When I looked back, Belin was smoothing the plumes in his hat and laughing. 'I heard every word, d'Auriac. So Ravaillac is a mouchard, is he? And you have sent him back to me.'

'I have,' I answered, and then I told my friend what had happened.

His face was grave enough when I ended.

'So that explains one thing,' he muttered to himself, tapping the point of his boot with the end of his sheathed rapier, and then, looking up, said slowly, 'You were right, and he shall sleep in Fort l'Eveque to-night. No, I cannot stay. Be punctual—and see here.' He came close up to me, and rested his hand on my shoulder.

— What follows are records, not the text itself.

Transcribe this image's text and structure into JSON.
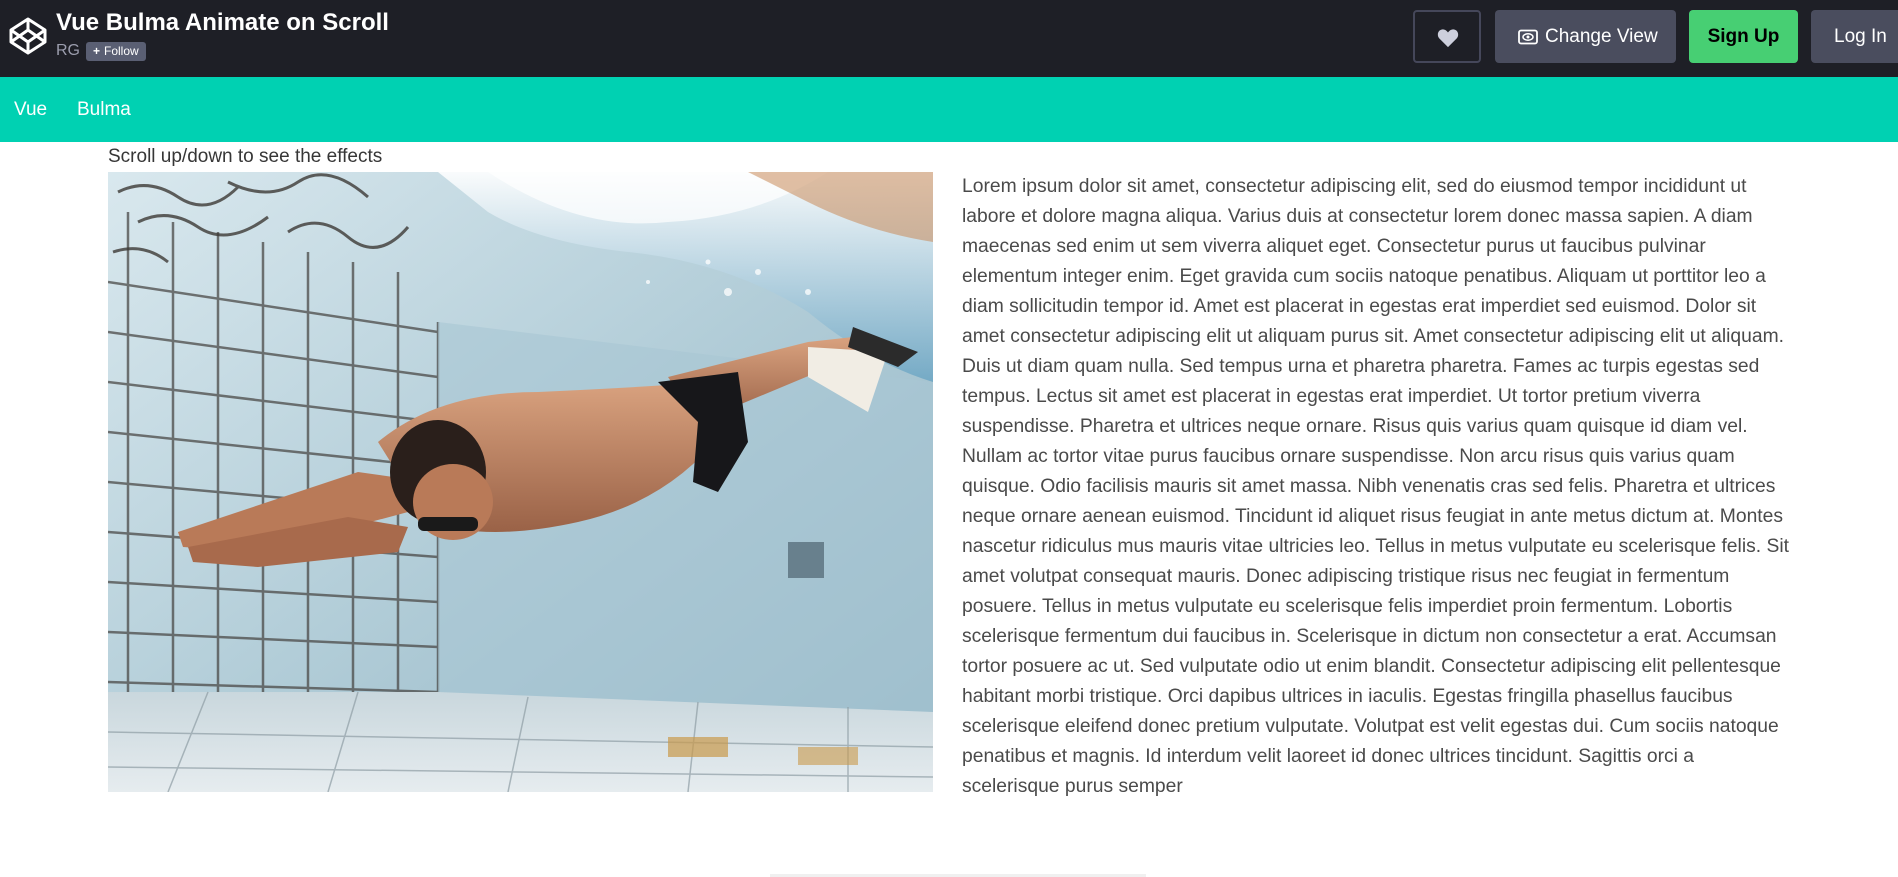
{
  "codepen_header": {
    "title": "Vue Bulma Animate on Scroll",
    "author": "RG",
    "follow_label": "Follow",
    "follow_icon": "plus-icon",
    "heart_icon": "heart-icon",
    "change_view_label": "Change View",
    "change_view_icon": "eye-icon",
    "sign_up_label": "Sign Up",
    "log_in_label": "Log In",
    "colors": {
      "header_bg": "#1e1f26",
      "sign_up_bg": "#47cf73",
      "button_bg": "#4a4d5e"
    }
  },
  "navbar": {
    "bg_color": "#00d1b2",
    "items": [
      {
        "label": "Vue"
      },
      {
        "label": "Bulma"
      }
    ]
  },
  "content": {
    "hint": "Scroll up/down to see the effects",
    "image_subject": "underwater swimmer in pool",
    "paragraph": "Lorem ipsum dolor sit amet, consectetur adipiscing elit, sed do eiusmod tempor incididunt ut labore et dolore magna aliqua. Varius duis at consectetur lorem donec massa sapien. A diam maecenas sed enim ut sem viverra aliquet eget. Consectetur purus ut faucibus pulvinar elementum integer enim. Eget gravida cum sociis natoque penatibus. Aliquam ut porttitor leo a diam sollicitudin tempor id. Amet est placerat in egestas erat imperdiet sed euismod. Dolor sit amet consectetur adipiscing elit ut aliquam purus sit. Amet consectetur adipiscing elit ut aliquam. Duis ut diam quam nulla. Sed tempus urna et pharetra pharetra. Fames ac turpis egestas sed tempus. Lectus sit amet est placerat in egestas erat imperdiet. Ut tortor pretium viverra suspendisse. Pharetra et ultrices neque ornare. Risus quis varius quam quisque id diam vel. Nullam ac tortor vitae purus faucibus ornare suspendisse. Non arcu risus quis varius quam quisque. Odio facilisis mauris sit amet massa. Nibh venenatis cras sed felis. Pharetra et ultrices neque ornare aenean euismod. Tincidunt id aliquet risus feugiat in ante metus dictum at. Montes nascetur ridiculus mus mauris vitae ultricies leo. Tellus in metus vulputate eu scelerisque felis. Sit amet volutpat consequat mauris. Donec adipiscing tristique risus nec feugiat in fermentum posuere. Tellus in metus vulputate eu scelerisque felis imperdiet proin fermentum. Lobortis scelerisque fermentum dui faucibus in. Scelerisque in dictum non consectetur a erat. Accumsan tortor posuere ac ut. Sed vulputate odio ut enim blandit. Consectetur adipiscing elit pellentesque habitant morbi tristique. Orci dapibus ultrices in iaculis. Egestas fringilla phasellus faucibus scelerisque eleifend donec pretium vulputate. Volutpat est velit egestas dui. Cum sociis natoque penatibus et magnis. Id interdum velit laoreet id donec ultrices tincidunt. Sagittis orci a scelerisque purus semper"
  }
}
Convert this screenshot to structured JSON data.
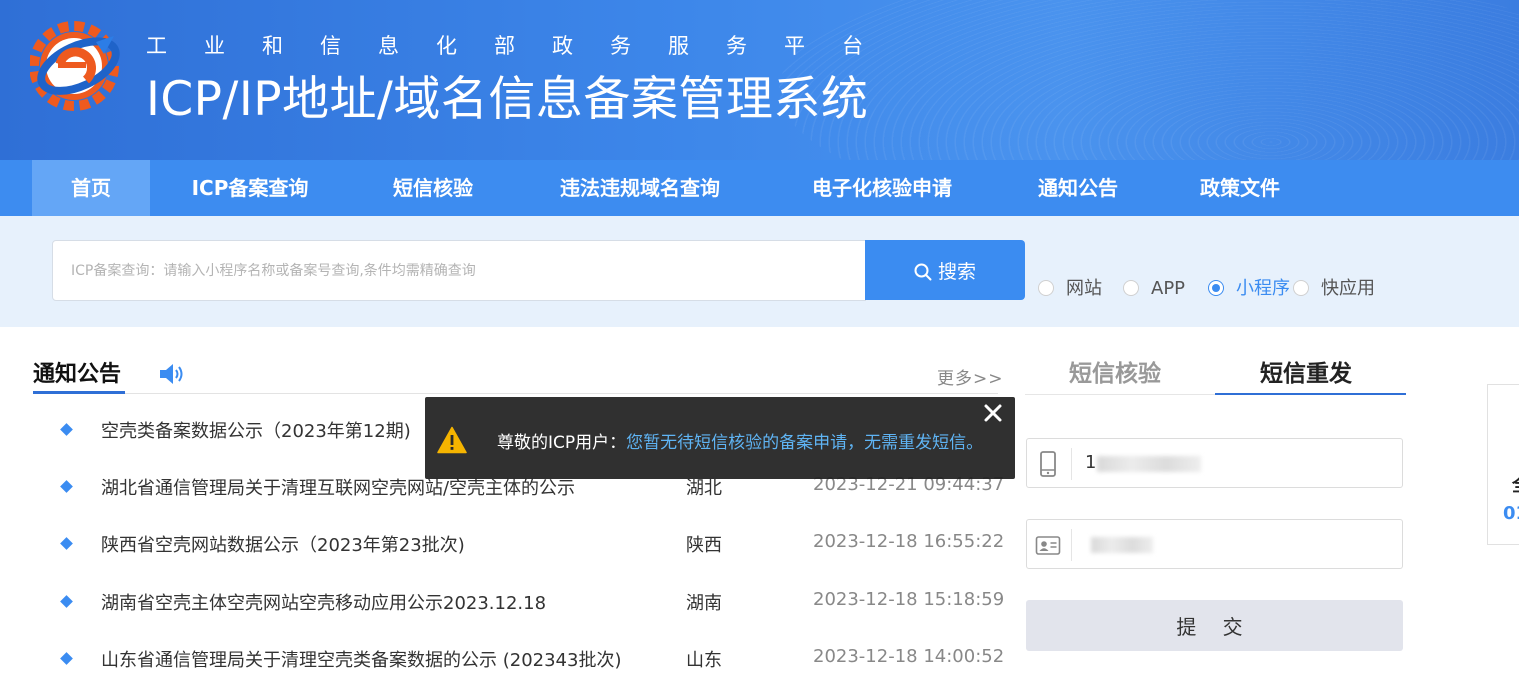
{
  "header": {
    "subtitle": "工业和信息化部政务服务平台",
    "title": "ICP/IP地址/域名信息备案管理系统"
  },
  "nav": {
    "items": [
      {
        "label": "首页",
        "active": true
      },
      {
        "label": "ICP备案查询",
        "active": false
      },
      {
        "label": "短信核验",
        "active": false
      },
      {
        "label": "违法违规域名查询",
        "active": false
      },
      {
        "label": "电子化核验申请",
        "active": false
      },
      {
        "label": "通知公告",
        "active": false
      },
      {
        "label": "政策文件",
        "active": false
      }
    ]
  },
  "search": {
    "placeholder": "ICP备案查询：请输入小程序名称或备案号查询,条件均需精确查询",
    "value": "",
    "button_label": "搜索",
    "options": [
      {
        "label": "网站",
        "checked": false
      },
      {
        "label": "APP",
        "checked": false
      },
      {
        "label": "小程序",
        "checked": true
      },
      {
        "label": "快应用",
        "checked": false
      }
    ]
  },
  "notices": {
    "heading": "通知公告",
    "more_label": "更多>>",
    "rows": [
      {
        "title": "空壳类备案数据公示（2023年第12期)",
        "province": "",
        "date": ""
      },
      {
        "title": "湖北省通信管理局关于清理互联网空壳网站/空壳主体的公示",
        "province": "湖北",
        "date": "2023-12-21 09:44:37"
      },
      {
        "title": "陕西省空壳网站数据公示（2023年第23批次)",
        "province": "陕西",
        "date": "2023-12-18 16:55:22"
      },
      {
        "title": "湖南省空壳主体空壳网站空壳移动应用公示2023.12.18",
        "province": "湖南",
        "date": "2023-12-18 15:18:59"
      },
      {
        "title": "山东省通信管理局关于清理空壳类备案数据的公示 (202343批次)",
        "province": "山东",
        "date": "2023-12-18 14:00:52"
      }
    ]
  },
  "sms_panel": {
    "tabs": [
      {
        "label": "短信核验",
        "active": false
      },
      {
        "label": "短信重发",
        "active": true
      }
    ],
    "phone_value": "1",
    "id_value": "",
    "submit_label": "提 交"
  },
  "side_card": {
    "line1": "全",
    "line2": "01"
  },
  "toast": {
    "prefix": "尊敬的ICP用户：",
    "message": "您暂无待短信核验的备案申请，无需重发短信。"
  },
  "colors": {
    "primary": "#3b8cf1",
    "nav_bg": "#3d8cf0",
    "nav_active": "#64a6f6",
    "search_band": "#e7f1fc",
    "toast_link": "#5fb4f4",
    "warning": "#f5b400",
    "logo_orange": "#ee5a1f"
  }
}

'Though you do not know it, your game forms part of a bigger game played for higher stakes. There are those who love France, and would have no more madness such as that over poor Gabrielle—we are helping you with heart and soul. Be punctual—and adieu. No, I can go out by myself; do not trouble to come down.'

He was gone, and I paced up and down for a quarter of an hour, feeling like a pawn that some unseen hand was moving hither and thither on the chessboard of intrigue. And then I went to my solitary dinner at the Two Ecus.